I still love theology. I am currently reading three works of theology, and I still want to write theologically on topics of Christian ethics, Christian environmentalism, and discipleship. But giving myself in this new way to poetry and taking up photography and pottery is an embodied theology I don’t know how to explain just yet. Theology can be, and maybe needs to be, didactic. There is beauty there, but not often in the words and form of theology, but the way it shines light on the Logos and the way his Being flows in and through different facets of reality.

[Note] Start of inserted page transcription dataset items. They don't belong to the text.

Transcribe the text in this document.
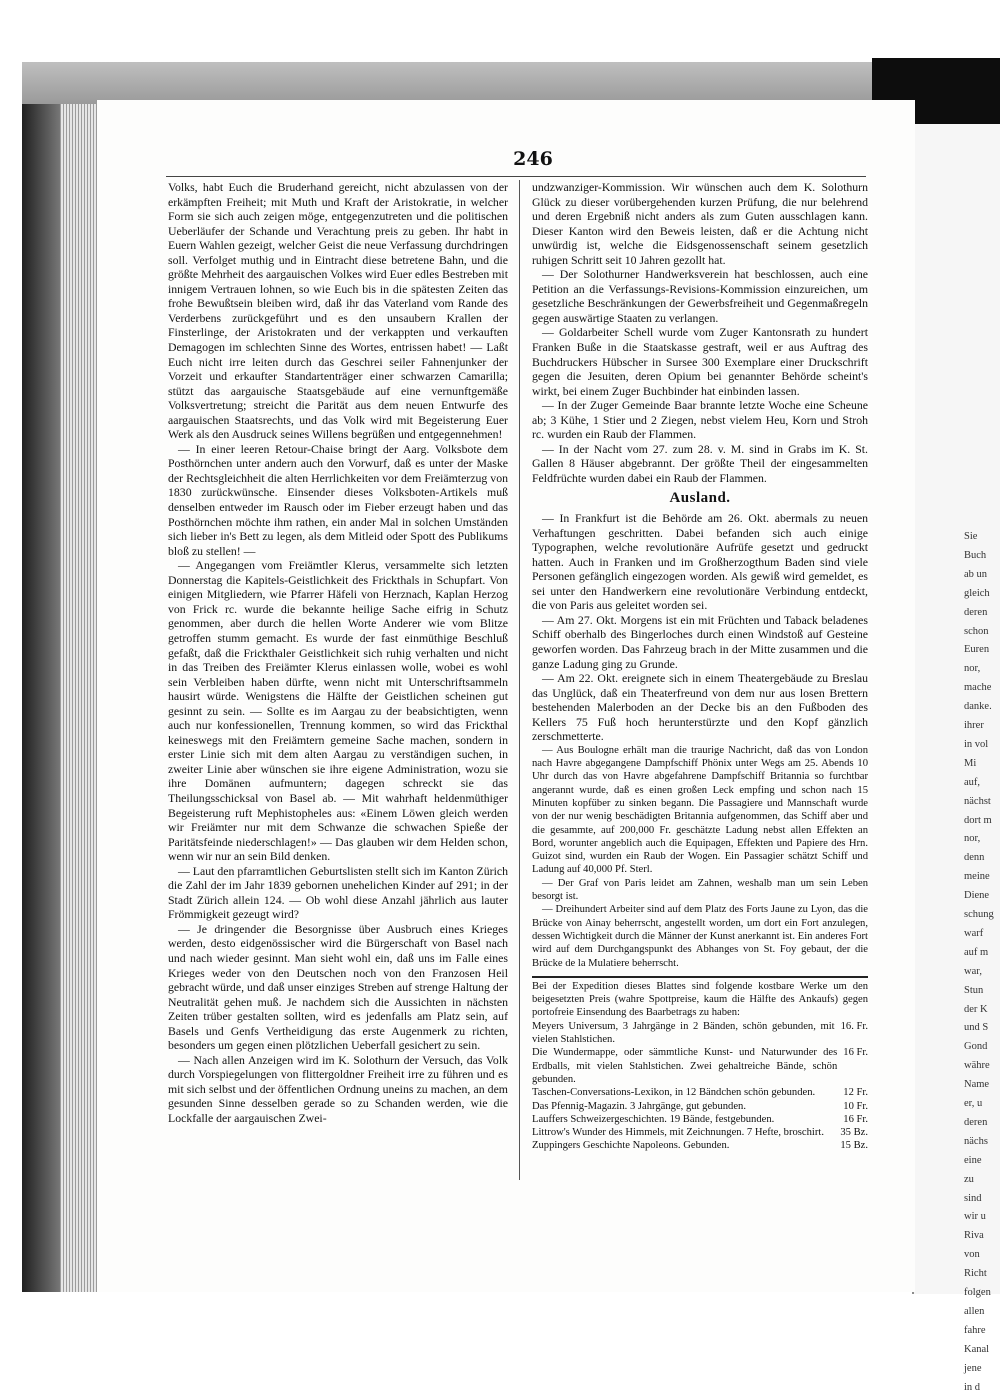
246

Volks, habt Euch die Bruderhand gereicht, nicht abzulassen von der erkämpften Freiheit; mit Muth und Kraft der Aristokratie, in welcher Form sie sich auch zeigen möge, entgegenzutreten und die politischen Ueberläufer der Schande und Verachtung preis zu geben. Ihr habt in Euern Wahlen gezeigt, welcher Geist die neue Verfassung durchdringen soll. Verfolget muthig und in Eintracht diese betretene Bahn, und die größte Mehrheit des aargauischen Volkes wird Euer edles Bestreben mit innigem Vertrauen lohnen, so wie Euch bis in die spätesten Zeiten das frohe Bewußtsein bleiben wird, daß ihr das Vaterland vom Rande des Verderbens zurückgeführt und es den unsaubern Krallen der Finsterlinge, der Aristokraten und der verkappten und verkauften Demagogen im schlechten Sinne des Wortes, entrissen habet! — Laßt Euch nicht irre leiten durch das Geschrei seiler Fahnenjunker der Vorzeit und erkaufter Standartenträger einer schwarzen Camarilla; stützt das aargauische Staatsgebäude auf eine vernunftgemäße Volksvertretung; streicht die Parität aus dem neuen Entwurfe des aargauischen Staatsrechts, und das Volk wird mit Begeisterung Euer Werk als den Ausdruck seines Willens begrüßen und entgegennehmen!

— In einer leeren Retour-Chaise bringt der Aarg. Volksbote dem Posthörnchen unter andern auch den Vorwurf, daß es unter der Maske der Rechtsgleichheit die alten Herrlichkeiten vor dem Freiämterzug von 1830 zurückwünsche. Einsender dieses Volksboten-Artikels muß denselben entweder im Rausch oder im Fieber erzeugt haben und das Posthörnchen möchte ihm rathen, ein ander Mal in solchen Umständen sich lieber in's Bett zu legen, als dem Mitleid oder Spott des Publikums bloß zu stellen! —

— Angegangen vom Freiämtler Klerus, versammelte sich letzten Donnerstag die Kapitels-Geistlichkeit des Frickthals in Schupfart. Von einigen Mitgliedern, wie Pfarrer Häfeli von Herznach, Kaplan Herzog von Frick rc. wurde die bekannte heilige Sache eifrig in Schutz genommen, aber durch die hellen Worte Anderer wie vom Blitze getroffen stumm gemacht. Es wurde der fast einmüthige Beschluß gefaßt, daß die Frickthaler Geistlichkeit sich ruhig verhalten und nicht in das Treiben des Freiämter Klerus einlassen wolle, wobei es wohl sein Verbleiben haben dürfte, wenn nicht mit Unterschriftsammeln hausirt würde. Wenigstens die Hälfte der Geistlichen scheinen gut gesinnt zu sein. — Sollte es im Aargau zu der beabsichtigten, wenn auch nur konfessionellen, Trennung kommen, so wird das Frickthal keineswegs mit den Freiämtern gemeine Sache machen, sondern in erster Linie sich mit dem alten Aargau zu verständigen suchen, in zweiter Linie aber wünschen sie ihre eigene Administration, wozu sie ihre Domänen aufmuntern; dagegen schreckt sie das Theilungsschicksal von Basel ab. — Mit wahrhaft heldenmüthiger Begeisterung ruft Mephistopheles aus: «Einem Löwen gleich werden wir Freiämter nur mit dem Schwanze die schwachen Spieße der Paritätsfeinde niederschlagen!» — Das glauben wir dem Helden schon, wenn wir nur an sein Bild denken.

— Laut den pfarramtlichen Geburtslisten stellt sich im Kanton Zürich die Zahl der im Jahr 1839 gebornen unehelichen Kinder auf 291; in der Stadt Zürich allein 124. — Ob wohl diese Anzahl jährlich aus lauter Frömmigkeit gezeugt wird?

— Je dringender die Besorgnisse über Ausbruch eines Krieges werden, desto eidgenössischer wird die Bürgerschaft von Basel nach und nach wieder gesinnt. Man sieht wohl ein, daß uns im Falle eines Krieges weder von den Deutschen noch von den Franzosen Heil gebracht würde, und daß unser einziges Streben auf strenge Haltung der Neutralität gehen muß. Je nachdem sich die Aussichten in nächsten Zeiten trüber gestalten sollten, wird es jedenfalls am Platz sein, auf Basels und Genfs Vertheidigung das erste Augenmerk zu richten, besonders um gegen einen plötzlichen Ueberfall gesichert zu sein.

— Nach allen Anzeigen wird im K. Solothurn der Versuch, das Volk durch Vorspiegelungen von flittergoldner Freiheit irre zu führen und es mit sich selbst und der öffentlichen Ordnung uneins zu machen, an dem gesunden Sinne desselben gerade so zu Schanden werden, wie die Lockfalle der aargauischen Zwei-

undzwanziger-Kommission. Wir wünschen auch dem K. Solothurn Glück zu dieser vorübergehenden kurzen Prüfung, die nur belehrend und deren Ergebniß nicht anders als zum Guten ausschlagen kann. Dieser Kanton wird den Beweis leisten, daß er die Achtung nicht unwürdig ist, welche die Eidsgenossenschaft seinem gesetzlich ruhigen Schritt seit 10 Jahren gezollt hat.

— Der Solothurner Handwerksverein hat beschlossen, auch eine Petition an die Verfassungs-Revisions-Kommission einzureichen, um gesetzliche Beschränkungen der Gewerbsfreiheit und Gegenmaßregeln gegen auswärtige Staaten zu verlangen.

— Goldarbeiter Schell wurde vom Zuger Kantonsrath zu hundert Franken Buße in die Staatskasse gestraft, weil er aus Auftrag des Buchdruckers Hübscher in Sursee 300 Exemplare einer Druckschrift gegen die Jesuiten, deren Opium bei genannter Behörde scheint's wirkt, bei einem Zuger Buchbinder hat einbinden lassen.

— In der Zuger Gemeinde Baar brannte letzte Woche eine Scheune ab; 3 Kühe, 1 Stier und 2 Ziegen, nebst vielem Heu, Korn und Stroh rc. wurden ein Raub der Flammen.

— In der Nacht vom 27. zum 28. v. M. sind in Grabs im K. St. Gallen 8 Häuser abgebrannt. Der größte Theil der eingesammelten Feldfrüchte wurden dabei ein Raub der Flammen.

Ausland.

— In Frankfurt ist die Behörde am 26. Okt. abermals zu neuen Verhaftungen geschritten. Dabei befanden sich auch einige Typographen, welche revolutionäre Aufrüfe gesetzt und gedruckt hatten. Auch in Franken und im Großherzogthum Baden sind viele Personen gefänglich eingezogen worden. Als gewiß wird gemeldet, es sei unter den Handwerkern eine revolutionäre Verbindung entdeckt, die von Paris aus geleitet worden sei.

— Am 27. Okt. Morgens ist ein mit Früchten und Taback beladenes Schiff oberhalb des Bingerloches durch einen Windstoß auf Gesteine geworfen worden. Das Fahrzeug brach in der Mitte zusammen und die ganze Ladung ging zu Grunde.

— Am 22. Okt. ereignete sich in einem Theatergebäude zu Breslau das Unglück, daß ein Theaterfreund von dem nur aus losen Brettern bestehenden Malerboden an der Decke bis an den Fußboden des Kellers 75 Fuß hoch herunterstürzte und den Kopf gänzlich zerschmetterte.

— Aus Boulogne erhält man die traurige Nachricht, daß das von London nach Havre abgegangene Dampfschiff Phönix unter Wegs am 25. Abends 10 Uhr durch das von Havre abgefahrene Dampfschiff Britannia so furchtbar angerannt wurde, daß es einen großen Leck empfing und schon nach 15 Minuten kopfüber zu sinken begann. Die Passagiere und Mannschaft wurde von der nur wenig beschädigten Britannia aufgenommen, das Schiff aber und die gesammte, auf 200,000 Fr. geschätzte Ladung nebst allen Effekten an Bord, worunter angeblich auch die Equipagen, Effekten und Papiere des Hrn. Guizot sind, wurden ein Raub der Wogen. Ein Passagier schätzt Schiff und Ladung auf 40,000 Pf. Sterl.

— Der Graf von Paris leidet am Zahnen, weshalb man um sein Leben besorgt ist.

— Dreihundert Arbeiter sind auf dem Platz des Forts Jaune zu Lyon, das die Brücke von Ainay beherrscht, angestellt worden, um dort ein Fort anzulegen, dessen Wichtigkeit durch die Männer der Kunst anerkannt ist. Ein anderes Fort wird auf dem Durchgangspunkt des Abhanges von St. Foy gebaut, der die Brücke de la Mulatiere beherrscht.

Bei der Expedition dieses Blattes sind folgende kostbare Werke um den beigesetzten Preis (wahre Spottpreise, kaum die Hälfte des Ankaufs) gegen portofreie Einsendung des Baarbetrags zu haben:

Meyers Universum, 3 Jahrgänge in 2 Bänden, schön gebunden, mit vielen Stahlstichen.
16. Fr.
Die Wundermappe, oder sämmtliche Kunst- und Naturwunder des Erdballs, mit vielen Stahlstichen. Zwei gehaltreiche Bände, schön gebunden.
16 Fr.
Taschen-Conversations-Lexikon, in 12 Bändchen schön gebunden.	12 Fr.
Das Pfennig-Magazin. 3 Jahrgänge, gut gebunden.	10 Fr.
Lauffers Schweizergeschichten. 19 Bände, festgebunden.	16 Fr.
Littrow's Wunder des Himmels, mit Zeichnungen. 7 Hefte, broschirt.	35 Bz.
Zuppingers Geschichte Napoleons. Gebunden.	15 Bz.
Sie
Buch
ab un
gleich
deren
schon
Euren
nor,
mache
danke.
ihrer
in vol
Mi
auf,
nächst
dort m
nor,
denn
meine
Diene
schung
warf
auf m
war,
Stun
der K
und S
Gond
währe
Name
er, u
deren
nächs
eine
zu
sind
wir u
Riva
von
Richt
folgen
allen
fahre
Kanal
jene
in d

Poetry, on the other hand, doesn’t try to shine light on anything. Instead, the poet steps into the water and runs with the currents of the Logos, inviting the reader to do the same. It’s in this way that poetry is, if not theology, at least theological, and why it’s so often described as prayer.
In her book, Feeling as a Foreign Language, poet Alice Fulton says:
Readers of fiction are propelled by the story’s future developments: How will things turn out, what will become of the characters? Readers of poetry, on the other hand, develop a Zen gift for existing in the moment. No one reads poetry (including narrative poetry) to discover where the plot will settle. Poetry is neither future-driven nor teleological in spirit. The pleasure exists in the presence and texture of each line as each line is experienced. Which is to say: Fiction is about what happens next. Poetry is about what happens now. Immediacy is one of its hidden assets—immediacy as paradox, requiring a surrender to extemporal pleasures. That is why poetry remains a puzzle to the impatient. Yet, rather than a riddle, poetry has the potential to be a subversive force.
Readers of theology are propelled by developments of theories, ideas, doctrines. Each work of theology is teleological in spirit. There are arguments to be made and goals to be reached. Poetry is not like this. It lives in and experiences the Truth of these moments and transports the reader into those moments as they experience them again and again. Poetry is not only prayer, it is meditation because it is both presence and being present.
Writing poetry requires a slow and intentional discipline, as does reading it. Alice reminds us that poetry is not a riddle because those coming to poetry for the first time often experience it as riddle because poems can be hard to understand. But poems cannot be solved anymore than life can be solved, anymore than any moment in the human life, regardless of how horrific or beautiful, can be solved. Learning the discipline of reading and writing poetry forms a person to walk slowly, giving them the attention to notice the fragrance of primrose or the sound of bees or the sight of a single dandelion seed sailing through the air.
To tell those moments because one has experienced them is to tell the Truth in love.
And now, finally, I can return to my question. Do I see myself as a theologian who writes poetry, or a poet who does theology? I’m hoping to continue my practice in such a way that I don’t have to force the two worlds together, but that they grow into and integrate with one another organically. What I love about theology is the way I am lead into ideas that enliven love. It’s very often not the words or the way they’re written, but the concepts themselves that inspire worship, but it I am lead to worship all the same. Poetry follows the same direction, only on a different path. It may also be that one learns to love their neighbor through poetry as they enter into the experiences and tempers of the poet, and in so doing, learn to love God.